The event included the signing of the agreement between the Max Planck Society and SoHP.
August 23-26, 2017
Professor Michael McCormick, SoHP Postoctoral Fellow Alexander More, and three Harvard-SoHP graduate students, Henry Gruber, Megan Michel and Jake Ransohoff, from the departments of History and of Human Evolutionary Biology traveled to Jena in July 2017, to meet with colleagues at the Max Planck Institute for the Science of Human History. During three active and exciting days, visitors from Harvard attended a lecture on new methods for analyzing and representing population genetics data; discussed new advances in genome data and prehistoric human migration with Dr. Stephan Schiffels and Dr. Wolfgang Haak; and joined a round-table discussion with doctoral students at Max Planck’s Historic Plague Project, led by Dr. Kirsten Bos and Dr. Alexander Herbig.

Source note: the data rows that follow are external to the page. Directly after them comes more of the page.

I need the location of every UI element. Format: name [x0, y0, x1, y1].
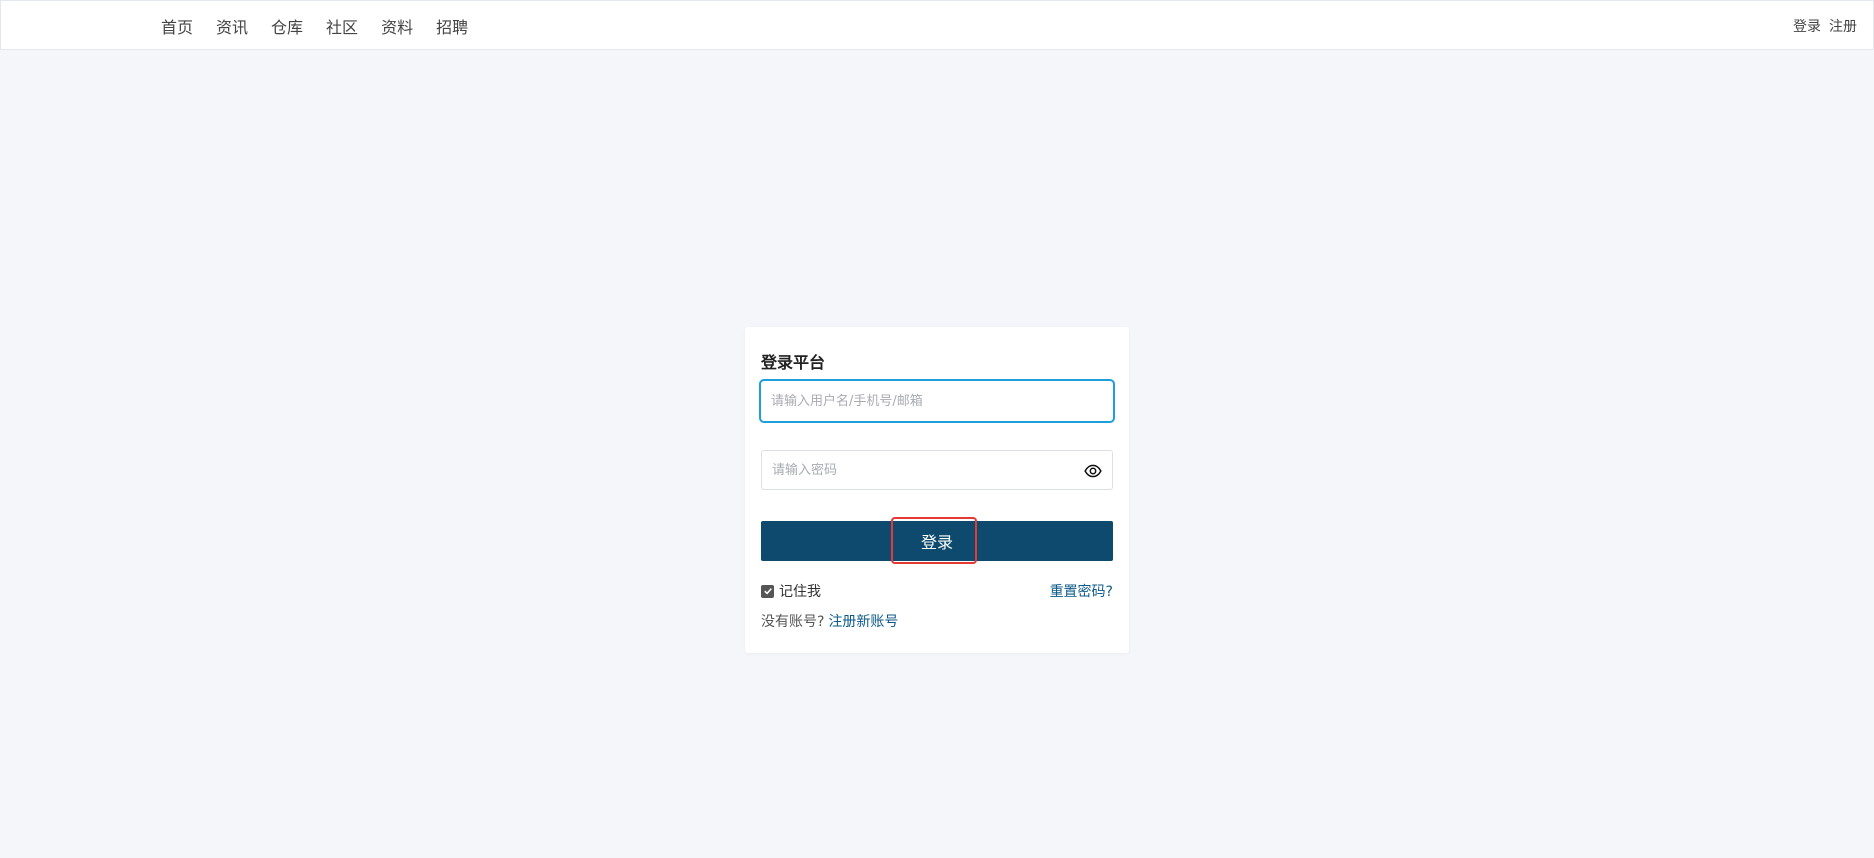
- password-input[interactable]: [762, 451, 1112, 489]
- login-title: 登录平台: [761, 353, 826, 372]
- remember-me: 记住我: [761, 581, 821, 601]
- nav-login-link[interactable]: 登录: [1793, 16, 1821, 36]
- nav-item-community[interactable]: 社区: [326, 14, 358, 38]
- nav-item-resources[interactable]: 资料: [381, 14, 413, 38]
- nav-item-home[interactable]: 首页: [161, 14, 193, 38]
- remember-row: 记住我 重置密码?: [761, 581, 1113, 601]
- nav-register-link[interactable]: 注册: [1829, 16, 1857, 36]
- main-nav: 首页 资讯 仓库 社区 资料 招聘: [161, 1, 491, 51]
- check-icon: [763, 588, 772, 595]
- register-row: 没有账号? 注册新账号: [761, 611, 898, 631]
- top-navbar: 首页 资讯 仓库 社区 资料 招聘 登录 注册: [0, 0, 1874, 50]
- username-field-wrapper: [759, 379, 1115, 423]
- login-card: 登录平台 登录 记住我 重置密码? 没有账号? 注册新账号: [745, 327, 1129, 653]
- eye-icon[interactable]: [1084, 462, 1102, 480]
- nav-item-jobs[interactable]: 招聘: [436, 14, 468, 38]
- remember-me-checkbox[interactable]: [761, 584, 774, 598]
- remember-me-label: 记住我: [779, 584, 821, 600]
- nav-item-news[interactable]: 资讯: [216, 14, 248, 38]
- no-account-text: 没有账号?: [761, 614, 825, 630]
- register-new-account-link[interactable]: 注册新账号: [828, 611, 898, 631]
- reset-password-link[interactable]: 重置密码?: [1050, 581, 1113, 601]
- login-submit-button[interactable]: 登录: [761, 521, 1113, 561]
- password-field-wrapper: [761, 450, 1113, 490]
- nav-item-repository[interactable]: 仓库: [271, 14, 303, 38]
- username-input[interactable]: [761, 381, 1113, 421]
- auth-links: 登录 注册: [1785, 1, 1857, 51]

The Harvard team, in turn, shared their recent work on the philology of ancient plague sources, and discussed their findings in light of the new scientific vistas opened by the Historical Plague Project. The visit included a tour of exhibits and the conservation lab at the famous State Museum of Prehistory in Halle, and culminated with a trip to the Max Planck Institute’s labs in Jena. Group meals in Jena’s old town closed each busy day, during which senior scholars and graduate students alike renewed old collaborations and inaugurated new ones.